Matthew Barnett 8 Dec 2021 20:06 UTC
19 points
Also worth noting is that the model was trained in December 2020, a year ago. I don’t know when GPT-3 was trained, but if the time-gap between the two is small, that sure looks like a substantial discontinuity in training efficiency. (Though I’d prefer to see long-run data).
- paulfchristiano 9 Dec 2021 3:22 UTC
  11 points
  Parent
  If two people trained language models at the same time and one was better than the other, would you call it infinitely fast progress?
  - Matthew Barnett 9 Dec 2021 5:22 UTC
    17 points
    Parent
    I’m confused what you’re asking.
    
    The observation that two SOTA language models trained close together in time were substantially different in measured performance provides evidence of a discontinuity, as defined in the usual sense of a large residual from prior extrapolation.
    
    I can answer your question literally: I don’t think that would be infinitely fast progress. I am genuinely unsure what your point is though. :)
    - Joe Collman 9 Dec 2021 20:25 UTC
      4 points
      Parent
      I think there’s a significant point here: that it only makes sense to compare with the expected trend rather than with one data point.

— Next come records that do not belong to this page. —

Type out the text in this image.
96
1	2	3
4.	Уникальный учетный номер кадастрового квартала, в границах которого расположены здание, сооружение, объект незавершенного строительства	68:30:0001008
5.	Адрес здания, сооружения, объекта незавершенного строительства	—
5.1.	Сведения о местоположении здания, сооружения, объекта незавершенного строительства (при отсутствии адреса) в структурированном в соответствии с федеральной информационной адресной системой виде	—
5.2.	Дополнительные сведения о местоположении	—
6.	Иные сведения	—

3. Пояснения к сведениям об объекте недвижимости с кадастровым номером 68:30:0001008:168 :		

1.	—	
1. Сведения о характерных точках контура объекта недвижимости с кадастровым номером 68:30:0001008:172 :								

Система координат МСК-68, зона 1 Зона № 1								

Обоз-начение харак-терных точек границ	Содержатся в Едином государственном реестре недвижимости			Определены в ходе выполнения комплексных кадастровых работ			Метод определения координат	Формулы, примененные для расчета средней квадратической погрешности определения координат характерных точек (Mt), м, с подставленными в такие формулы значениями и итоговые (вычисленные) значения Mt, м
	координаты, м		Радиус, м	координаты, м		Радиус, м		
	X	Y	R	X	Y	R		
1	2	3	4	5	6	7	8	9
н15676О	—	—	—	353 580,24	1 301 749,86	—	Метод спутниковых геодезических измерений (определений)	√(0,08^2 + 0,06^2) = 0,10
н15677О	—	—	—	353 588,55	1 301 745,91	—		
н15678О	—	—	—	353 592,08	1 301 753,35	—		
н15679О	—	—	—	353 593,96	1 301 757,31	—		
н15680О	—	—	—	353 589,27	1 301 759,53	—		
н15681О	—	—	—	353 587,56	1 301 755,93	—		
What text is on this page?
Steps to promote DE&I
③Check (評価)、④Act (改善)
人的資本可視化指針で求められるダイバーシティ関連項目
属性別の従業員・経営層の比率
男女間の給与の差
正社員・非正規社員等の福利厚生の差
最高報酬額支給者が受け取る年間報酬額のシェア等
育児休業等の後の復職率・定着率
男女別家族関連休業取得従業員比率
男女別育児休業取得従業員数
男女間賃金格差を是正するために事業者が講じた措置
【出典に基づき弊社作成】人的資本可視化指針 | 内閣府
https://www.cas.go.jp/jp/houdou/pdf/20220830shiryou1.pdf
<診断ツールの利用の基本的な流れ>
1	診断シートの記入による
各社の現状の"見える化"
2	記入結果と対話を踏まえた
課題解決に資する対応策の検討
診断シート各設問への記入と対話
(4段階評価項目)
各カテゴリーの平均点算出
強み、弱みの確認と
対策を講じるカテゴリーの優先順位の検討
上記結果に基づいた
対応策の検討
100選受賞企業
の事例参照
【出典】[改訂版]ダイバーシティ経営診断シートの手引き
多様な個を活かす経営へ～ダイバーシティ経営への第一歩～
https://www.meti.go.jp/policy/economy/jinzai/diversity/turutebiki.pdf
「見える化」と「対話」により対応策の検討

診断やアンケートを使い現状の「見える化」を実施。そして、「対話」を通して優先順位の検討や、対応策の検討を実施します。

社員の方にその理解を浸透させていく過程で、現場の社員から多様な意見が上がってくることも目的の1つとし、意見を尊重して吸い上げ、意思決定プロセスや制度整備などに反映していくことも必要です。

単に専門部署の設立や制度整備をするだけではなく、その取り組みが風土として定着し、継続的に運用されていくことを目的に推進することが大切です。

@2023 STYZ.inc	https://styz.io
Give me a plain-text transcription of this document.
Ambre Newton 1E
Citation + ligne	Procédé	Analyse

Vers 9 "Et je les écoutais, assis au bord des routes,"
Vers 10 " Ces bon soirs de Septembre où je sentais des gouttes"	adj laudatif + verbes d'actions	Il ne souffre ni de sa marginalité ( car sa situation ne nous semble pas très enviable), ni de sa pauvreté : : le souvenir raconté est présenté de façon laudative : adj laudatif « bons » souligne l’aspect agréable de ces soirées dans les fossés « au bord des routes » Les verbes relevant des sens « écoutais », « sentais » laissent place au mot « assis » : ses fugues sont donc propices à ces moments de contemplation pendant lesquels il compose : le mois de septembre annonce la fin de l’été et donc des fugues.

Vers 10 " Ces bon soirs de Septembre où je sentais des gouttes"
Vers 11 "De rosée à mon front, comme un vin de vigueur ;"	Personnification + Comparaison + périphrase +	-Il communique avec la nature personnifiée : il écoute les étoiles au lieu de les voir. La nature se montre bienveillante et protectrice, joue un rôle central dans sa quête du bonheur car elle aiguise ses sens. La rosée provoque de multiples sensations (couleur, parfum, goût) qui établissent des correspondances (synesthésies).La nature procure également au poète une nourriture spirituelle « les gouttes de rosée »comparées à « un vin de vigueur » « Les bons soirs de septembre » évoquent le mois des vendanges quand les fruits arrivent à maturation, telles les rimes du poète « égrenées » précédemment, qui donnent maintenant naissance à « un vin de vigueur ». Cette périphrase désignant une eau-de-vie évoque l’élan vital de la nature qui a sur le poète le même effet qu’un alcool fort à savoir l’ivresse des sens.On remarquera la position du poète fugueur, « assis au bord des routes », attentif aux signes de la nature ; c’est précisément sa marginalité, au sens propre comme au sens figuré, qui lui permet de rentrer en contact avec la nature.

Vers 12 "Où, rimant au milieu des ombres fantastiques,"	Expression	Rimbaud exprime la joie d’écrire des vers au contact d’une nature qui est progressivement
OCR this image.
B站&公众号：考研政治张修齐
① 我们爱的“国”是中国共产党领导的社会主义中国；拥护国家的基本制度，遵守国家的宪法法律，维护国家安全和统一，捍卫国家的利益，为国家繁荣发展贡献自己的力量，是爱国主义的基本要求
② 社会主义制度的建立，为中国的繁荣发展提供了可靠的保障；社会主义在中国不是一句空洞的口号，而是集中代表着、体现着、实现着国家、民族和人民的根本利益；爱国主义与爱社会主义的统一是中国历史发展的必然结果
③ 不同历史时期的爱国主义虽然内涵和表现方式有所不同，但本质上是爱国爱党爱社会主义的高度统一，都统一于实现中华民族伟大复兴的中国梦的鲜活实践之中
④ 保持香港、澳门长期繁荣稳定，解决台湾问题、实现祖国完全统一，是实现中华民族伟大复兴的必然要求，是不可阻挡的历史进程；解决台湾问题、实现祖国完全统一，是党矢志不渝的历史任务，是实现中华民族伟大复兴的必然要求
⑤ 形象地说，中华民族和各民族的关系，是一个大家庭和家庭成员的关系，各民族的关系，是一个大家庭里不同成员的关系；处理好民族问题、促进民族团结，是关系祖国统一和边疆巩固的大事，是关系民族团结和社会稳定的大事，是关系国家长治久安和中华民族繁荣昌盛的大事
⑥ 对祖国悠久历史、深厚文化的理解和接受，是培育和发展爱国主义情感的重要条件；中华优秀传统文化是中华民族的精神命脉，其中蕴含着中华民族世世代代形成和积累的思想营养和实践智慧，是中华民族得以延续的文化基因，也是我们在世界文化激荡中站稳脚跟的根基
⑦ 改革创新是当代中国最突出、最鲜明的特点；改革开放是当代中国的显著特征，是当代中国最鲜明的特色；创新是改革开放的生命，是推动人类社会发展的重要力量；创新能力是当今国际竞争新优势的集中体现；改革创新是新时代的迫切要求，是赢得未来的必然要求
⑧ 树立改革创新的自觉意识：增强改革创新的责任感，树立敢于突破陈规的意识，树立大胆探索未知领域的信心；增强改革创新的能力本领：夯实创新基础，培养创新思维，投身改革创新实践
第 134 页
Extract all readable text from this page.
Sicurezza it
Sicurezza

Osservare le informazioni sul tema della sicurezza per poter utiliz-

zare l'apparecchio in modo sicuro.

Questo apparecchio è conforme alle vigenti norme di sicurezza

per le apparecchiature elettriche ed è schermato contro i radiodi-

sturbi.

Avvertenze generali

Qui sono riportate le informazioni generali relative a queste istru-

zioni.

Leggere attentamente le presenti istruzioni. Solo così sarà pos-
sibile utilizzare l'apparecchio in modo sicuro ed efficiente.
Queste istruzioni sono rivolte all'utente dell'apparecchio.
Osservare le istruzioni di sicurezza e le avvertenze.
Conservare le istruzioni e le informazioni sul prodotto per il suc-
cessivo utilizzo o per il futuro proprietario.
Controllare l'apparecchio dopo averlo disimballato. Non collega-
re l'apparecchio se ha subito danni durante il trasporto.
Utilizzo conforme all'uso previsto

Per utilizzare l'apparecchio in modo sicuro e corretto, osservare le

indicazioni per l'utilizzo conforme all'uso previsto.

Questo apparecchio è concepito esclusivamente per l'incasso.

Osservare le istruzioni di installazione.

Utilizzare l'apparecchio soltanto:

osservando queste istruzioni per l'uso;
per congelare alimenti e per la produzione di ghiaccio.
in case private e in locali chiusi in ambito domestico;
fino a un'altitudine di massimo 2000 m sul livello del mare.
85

      In particular, note that if Gopher had been released one day before GPT-3, then GPT-3 wouldn’t have been SOTA, and the time-to-achieve-x-progress would look a lot longer.
      (FWIW, it still seems like a discontinuity to me)
- LawrenceC 8 Dec 2021 20:18 UTC
  7 points
  Parent
  GPT-3 appeared on arXiv in May 2020: https://arxiv.org/abs/2005.14165
  Though I don’t know exactly when it was trained.
  - Lone Pine 8 Dec 2021 21:12 UTC
    11 points
    Parent
    It was trained with internet data from October 2019. So it must have been trained between October 2019 and May 2020.